• +30 6944 417373
  • dmfloros@yahoo.com
    • EN
    • GR


Patients with inguinal hernia who need surgery are faced with the dilemma of the classic open against modern laparoscopic rehabilitation.

In the medical literature, the rates of complications and recurrence are similar for both approaches. This means that unwanted events or recurrence of a hernia on the operated side have the same chance of occurring either in the open mesh technique as described by Lichtenstein and its variants, or in laparoscopic TAPP or TEP restoration.

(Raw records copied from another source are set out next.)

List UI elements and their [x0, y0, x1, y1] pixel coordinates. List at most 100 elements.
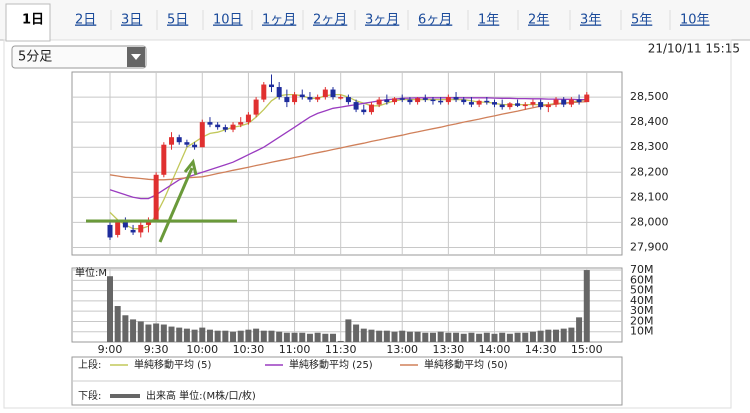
volume-bar [145, 324, 152, 342]
legend-label: 出来高 単位:(M株/口/枚) [146, 389, 256, 402]
legend-label: 単純移動平均 (25) [289, 358, 373, 371]
candle-body [322, 89, 328, 98]
candle-body [453, 97, 459, 100]
candle-body [330, 89, 336, 98]
candle-body [415, 98, 421, 103]
candle-body [222, 127, 228, 130]
volume-bar [553, 329, 560, 342]
volume-bar [130, 319, 137, 342]
tab[interactable]: 2日 [75, 13, 96, 28]
x-tick-label: 10:00 [186, 343, 218, 356]
candle-body [115, 222, 121, 235]
legend-upper: 上段: [78, 358, 101, 371]
candle-body [299, 94, 305, 98]
legend-lower: 下段: [78, 389, 101, 402]
candle-body [568, 99, 574, 105]
tab[interactable]: 10年 [680, 13, 710, 28]
volume-bar [337, 340, 344, 342]
volume-bar [545, 329, 552, 342]
candle-body [192, 144, 198, 148]
volume-bar [406, 331, 413, 342]
candle-body [476, 100, 482, 105]
tab[interactable]: 5年 [631, 13, 652, 28]
x-tick-label: 11:30 [325, 343, 357, 356]
volume-bar [237, 330, 244, 342]
candle-body [276, 87, 282, 98]
tab[interactable]: 1年 [478, 13, 499, 28]
volume-bar [445, 332, 452, 342]
candle-body [169, 137, 175, 145]
candle-body [430, 99, 436, 102]
x-tick-label: 13:00 [386, 343, 418, 356]
volume-tick-label: 50M [630, 284, 654, 297]
tab[interactable]: 5日 [167, 13, 188, 28]
volume-bar [537, 330, 544, 342]
dropdown-label[interactable]: 5分足 [18, 50, 52, 65]
candle-body [207, 122, 213, 125]
volume-bar [414, 331, 421, 342]
volume-bar [522, 332, 529, 342]
candle-body [499, 104, 505, 108]
volume-tick-label: 20M [630, 314, 654, 327]
candle-body [161, 144, 167, 175]
candle-body [422, 98, 428, 100]
candle-body [253, 99, 259, 115]
volume-bar [330, 333, 337, 342]
candle-body [122, 222, 128, 228]
candle-body [361, 109, 367, 113]
legend-label: 単純移動平均 (50) [424, 358, 508, 371]
volume-bar [476, 333, 483, 342]
tab[interactable]: 2年 [528, 13, 549, 28]
candle-body [530, 102, 536, 105]
tab[interactable]: 1日 [22, 13, 44, 28]
candle-body [268, 84, 274, 88]
volume-bar [214, 330, 221, 342]
volume-bar [260, 330, 267, 342]
candle-body [107, 224, 113, 238]
volume-bar [299, 332, 306, 342]
x-tick-label: 11:00 [279, 343, 311, 356]
y-tick-label: 28,200 [630, 165, 669, 178]
tab[interactable]: 1ヶ月 [262, 13, 296, 28]
candle-body [315, 97, 321, 100]
timestamp: 21/10/11 15:15 [648, 42, 740, 56]
tab[interactable]: 3ヶ月 [365, 13, 399, 28]
x-tick-label: 13:30 [433, 343, 465, 356]
tab[interactable]: 2ヶ月 [313, 13, 347, 28]
candle-body [538, 102, 544, 108]
candle-body [461, 99, 467, 103]
volume-bar [345, 319, 352, 342]
x-tick-label: 15:00 [571, 343, 603, 356]
tab[interactable]: 6ヶ月 [418, 13, 452, 28]
tab[interactable]: 10日 [213, 13, 243, 28]
volume-bar [422, 332, 429, 342]
x-tick-label: 9:00 [98, 343, 123, 356]
volume-bar [399, 330, 406, 342]
tab[interactable]: 3日 [121, 13, 142, 28]
volume-bar [583, 270, 590, 342]
tab[interactable]: 3年 [580, 13, 601, 28]
volume-bar [176, 327, 183, 342]
volume-bar [376, 330, 383, 342]
volume-bar [291, 332, 298, 342]
volume-bar [322, 333, 329, 342]
volume-bar [222, 330, 229, 342]
y-tick-label: 28,100 [630, 190, 669, 203]
volume-bar [137, 321, 144, 342]
volume-bar [514, 332, 521, 342]
volume-bar [391, 331, 398, 342]
volume-bar [453, 332, 460, 342]
candle-body [153, 174, 159, 220]
candle-body [484, 100, 490, 103]
tab-bar [0, 0, 750, 40]
legend-label: 単純移動平均 (5) [134, 358, 211, 371]
volume-bar [368, 329, 375, 342]
volume-bar [114, 306, 121, 342]
volume-bar [183, 328, 190, 342]
y-tick-label: 28,000 [630, 215, 669, 228]
volume-bar [529, 331, 536, 342]
candle-body [338, 97, 344, 99]
dropdown[interactable] [11, 45, 147, 69]
volume-bar [560, 328, 567, 342]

Laparoscopic access, however, has a significant advantage in minor injury. This means not only the incision in the skin, but mainly the incisions in the denervation. With the creation of the working holes the maximum induced trauma to either the skin or the ribs is a maximum of 2cm. On the contrary, in open restoration it is multiple.

In addition, the mesh is laparoscopically placed on the inner surface of the hernia orifice. Considering that hernia is the internal projection of the contents of the abdomen through a gap in the abdominal wall to the outside, it is understood that laparoscopic restoration is mechanically advantageous since it aims at the generative cause.

In total, the patient undergoes less surgical stress and with the technique of placing the mesh can load his body with weight sooner.

Less pain, shorter recovery, faster mobilization and weight bearing benefit the patient who chooses the laparoscopic access for his inguinal hernia.